Mark Kermode 

The Monuments Men – review | Mark Kermode

George Clooney's drama about a team of misfits at war with Nazi art thieves fails to strike the right tone, writes Mark Kermode
  
  

The Monuments Men, film
Matt Damon (James Granger) and George Clooney (Frank Stokes) in The Monuments Men, 'which wobbles between twinkly smiles and schmaltzy frowns'. Photograph: Claudette Barius Photograph: Claudette Barius/PR

Look at the famous faces adorning the posters for this second world war caper and it is hard to figure out whether they're meant to be stony-faced or ever-so-slightly smirking. The same is true of the film, which wobbles uneasily between twinkly smiles and schmaltzy frowns, struggling to decide just how seriously to take its subject matter. The premise is promising: a ragtag team of misfits from Europe and America, united by a shared love of art, sent into the field of battle to stop the Nazis plundering and/or destroying the fruits of human culture – paintings, books, sculptures, icons etc.

The message is clear – fight people and they fight back; destroy their culture and they cease to exist – and neither Clooney nor co-writer Grant Heslov is afraid to say this out loud, ensuring that no one misses the point. In The Monuments Men, words speak louder than action.

Having proved his directorial mettle with the likes of Good Night, and Good Luck and The Ides of March, which exhibited a Redfordian blend of entertainment and education, Clooney remains dedicated to the principle of making populist movies that mean something. With its A-list cast, handsome historical setting and clearly defined humanist argument, this ought to be a treat and there is indeed plenty to smile about: Bill Murray and Bob Balaban's odd-couple shtick; John Goodman's gruff avuncularity; Jean Dujardin's thousand-yard smile; Clooney's dashing presence, with hair, 'tache and twinkle channelling Clark Gable.

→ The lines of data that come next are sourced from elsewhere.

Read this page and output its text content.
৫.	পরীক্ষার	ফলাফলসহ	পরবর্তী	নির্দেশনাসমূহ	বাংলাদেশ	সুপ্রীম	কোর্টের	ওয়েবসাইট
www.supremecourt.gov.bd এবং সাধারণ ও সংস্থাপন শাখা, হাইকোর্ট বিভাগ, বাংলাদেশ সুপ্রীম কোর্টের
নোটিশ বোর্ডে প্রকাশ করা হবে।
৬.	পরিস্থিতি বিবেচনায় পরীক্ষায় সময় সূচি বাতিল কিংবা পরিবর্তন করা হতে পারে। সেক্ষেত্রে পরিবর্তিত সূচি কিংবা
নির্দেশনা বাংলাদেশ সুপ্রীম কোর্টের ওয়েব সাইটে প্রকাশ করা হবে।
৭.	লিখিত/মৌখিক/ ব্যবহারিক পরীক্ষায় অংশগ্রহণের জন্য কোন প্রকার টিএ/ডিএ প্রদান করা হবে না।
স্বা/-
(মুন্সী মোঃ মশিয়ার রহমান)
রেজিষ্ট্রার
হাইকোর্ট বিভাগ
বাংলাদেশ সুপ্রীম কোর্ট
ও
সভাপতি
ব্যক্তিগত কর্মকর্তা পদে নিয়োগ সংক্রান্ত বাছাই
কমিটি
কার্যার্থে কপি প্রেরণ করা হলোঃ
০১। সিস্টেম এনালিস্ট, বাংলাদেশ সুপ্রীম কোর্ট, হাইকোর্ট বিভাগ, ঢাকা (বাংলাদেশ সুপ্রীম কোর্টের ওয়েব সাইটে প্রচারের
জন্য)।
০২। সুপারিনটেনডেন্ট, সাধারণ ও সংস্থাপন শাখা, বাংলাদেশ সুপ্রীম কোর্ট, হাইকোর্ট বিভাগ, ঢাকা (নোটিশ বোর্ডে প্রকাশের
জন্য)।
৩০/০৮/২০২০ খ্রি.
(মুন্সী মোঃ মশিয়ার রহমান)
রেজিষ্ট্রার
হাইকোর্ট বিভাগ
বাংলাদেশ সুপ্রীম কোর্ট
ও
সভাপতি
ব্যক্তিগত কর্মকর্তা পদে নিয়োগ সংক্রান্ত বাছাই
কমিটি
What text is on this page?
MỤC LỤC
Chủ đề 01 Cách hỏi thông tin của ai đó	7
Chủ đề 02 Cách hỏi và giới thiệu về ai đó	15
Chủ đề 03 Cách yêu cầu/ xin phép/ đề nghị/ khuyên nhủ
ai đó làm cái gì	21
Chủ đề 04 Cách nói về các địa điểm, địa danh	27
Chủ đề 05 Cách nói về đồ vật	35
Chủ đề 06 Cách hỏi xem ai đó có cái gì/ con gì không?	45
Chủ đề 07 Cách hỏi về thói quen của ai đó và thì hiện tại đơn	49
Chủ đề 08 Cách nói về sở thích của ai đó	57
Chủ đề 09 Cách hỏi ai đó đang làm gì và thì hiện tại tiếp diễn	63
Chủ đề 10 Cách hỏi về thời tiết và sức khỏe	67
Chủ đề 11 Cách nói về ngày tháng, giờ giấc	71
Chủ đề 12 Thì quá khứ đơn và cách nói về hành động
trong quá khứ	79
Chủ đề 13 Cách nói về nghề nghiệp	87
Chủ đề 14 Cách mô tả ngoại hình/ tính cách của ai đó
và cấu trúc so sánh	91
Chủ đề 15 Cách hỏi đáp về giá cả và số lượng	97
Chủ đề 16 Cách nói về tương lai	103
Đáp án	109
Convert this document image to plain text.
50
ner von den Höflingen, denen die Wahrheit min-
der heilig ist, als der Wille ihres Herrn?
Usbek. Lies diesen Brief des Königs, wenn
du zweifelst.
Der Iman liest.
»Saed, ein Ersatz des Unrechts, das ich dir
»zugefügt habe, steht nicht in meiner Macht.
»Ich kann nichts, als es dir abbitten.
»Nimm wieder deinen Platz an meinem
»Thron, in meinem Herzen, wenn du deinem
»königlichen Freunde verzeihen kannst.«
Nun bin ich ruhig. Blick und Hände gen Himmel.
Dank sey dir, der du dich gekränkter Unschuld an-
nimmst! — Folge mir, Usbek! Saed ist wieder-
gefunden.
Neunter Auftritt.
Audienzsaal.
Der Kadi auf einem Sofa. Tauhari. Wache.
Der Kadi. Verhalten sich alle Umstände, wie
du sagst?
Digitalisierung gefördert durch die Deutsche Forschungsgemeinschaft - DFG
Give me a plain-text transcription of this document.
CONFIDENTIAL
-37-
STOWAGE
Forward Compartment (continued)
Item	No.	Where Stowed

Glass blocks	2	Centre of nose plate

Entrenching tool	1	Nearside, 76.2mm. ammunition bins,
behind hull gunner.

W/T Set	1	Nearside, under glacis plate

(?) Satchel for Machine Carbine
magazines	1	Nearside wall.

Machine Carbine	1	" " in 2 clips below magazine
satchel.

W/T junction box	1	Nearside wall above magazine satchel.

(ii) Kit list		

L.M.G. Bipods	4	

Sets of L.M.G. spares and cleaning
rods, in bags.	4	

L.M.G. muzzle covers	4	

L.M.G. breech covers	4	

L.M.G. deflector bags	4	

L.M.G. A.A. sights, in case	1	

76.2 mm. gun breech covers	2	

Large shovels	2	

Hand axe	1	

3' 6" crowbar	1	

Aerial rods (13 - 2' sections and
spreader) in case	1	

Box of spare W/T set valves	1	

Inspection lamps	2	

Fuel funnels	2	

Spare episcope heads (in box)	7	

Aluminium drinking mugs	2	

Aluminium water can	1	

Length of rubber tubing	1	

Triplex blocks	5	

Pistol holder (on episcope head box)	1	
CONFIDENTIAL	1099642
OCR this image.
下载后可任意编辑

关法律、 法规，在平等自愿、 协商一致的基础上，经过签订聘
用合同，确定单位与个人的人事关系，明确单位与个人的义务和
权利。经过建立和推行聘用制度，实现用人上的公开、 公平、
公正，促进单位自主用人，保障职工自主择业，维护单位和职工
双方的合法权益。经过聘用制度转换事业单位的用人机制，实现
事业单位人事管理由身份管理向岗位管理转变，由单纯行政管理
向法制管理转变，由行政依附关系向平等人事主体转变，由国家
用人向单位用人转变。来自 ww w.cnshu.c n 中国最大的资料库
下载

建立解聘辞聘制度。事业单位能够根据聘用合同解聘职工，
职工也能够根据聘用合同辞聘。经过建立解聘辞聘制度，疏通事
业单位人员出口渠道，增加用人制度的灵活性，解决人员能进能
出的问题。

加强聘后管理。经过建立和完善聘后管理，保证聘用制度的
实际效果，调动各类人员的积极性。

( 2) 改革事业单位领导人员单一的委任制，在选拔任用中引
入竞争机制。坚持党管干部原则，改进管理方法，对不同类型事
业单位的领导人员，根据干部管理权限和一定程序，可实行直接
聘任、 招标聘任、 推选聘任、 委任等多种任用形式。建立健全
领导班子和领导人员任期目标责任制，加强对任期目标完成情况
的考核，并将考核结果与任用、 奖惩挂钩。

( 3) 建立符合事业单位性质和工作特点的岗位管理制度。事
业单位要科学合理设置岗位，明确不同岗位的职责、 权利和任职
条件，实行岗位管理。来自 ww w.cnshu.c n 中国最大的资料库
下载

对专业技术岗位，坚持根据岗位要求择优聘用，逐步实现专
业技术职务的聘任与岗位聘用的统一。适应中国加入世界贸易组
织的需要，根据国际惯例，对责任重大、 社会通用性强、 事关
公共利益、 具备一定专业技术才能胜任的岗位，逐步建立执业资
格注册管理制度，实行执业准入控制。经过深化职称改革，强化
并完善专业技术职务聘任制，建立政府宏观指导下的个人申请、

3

Yet the tonal uncertainty undermines complete engagement, taking the edge off both the drama and the comedy, leaving the film floundering episodically in no-man's-land. A scratchy, sentimental rendition of Have Yourself a Merry Little Christmas feels unearned and the sparks spectacularly fail to fly between Matt Damon and Cate Blanchett, the latter unsure how far to push ze European accent, apparently fearful of straying into 'Allo 'Allo! territory. All in all, a revisionist Hollywood hotchpotch; easy on the eye, gentle on the heart, light on the head.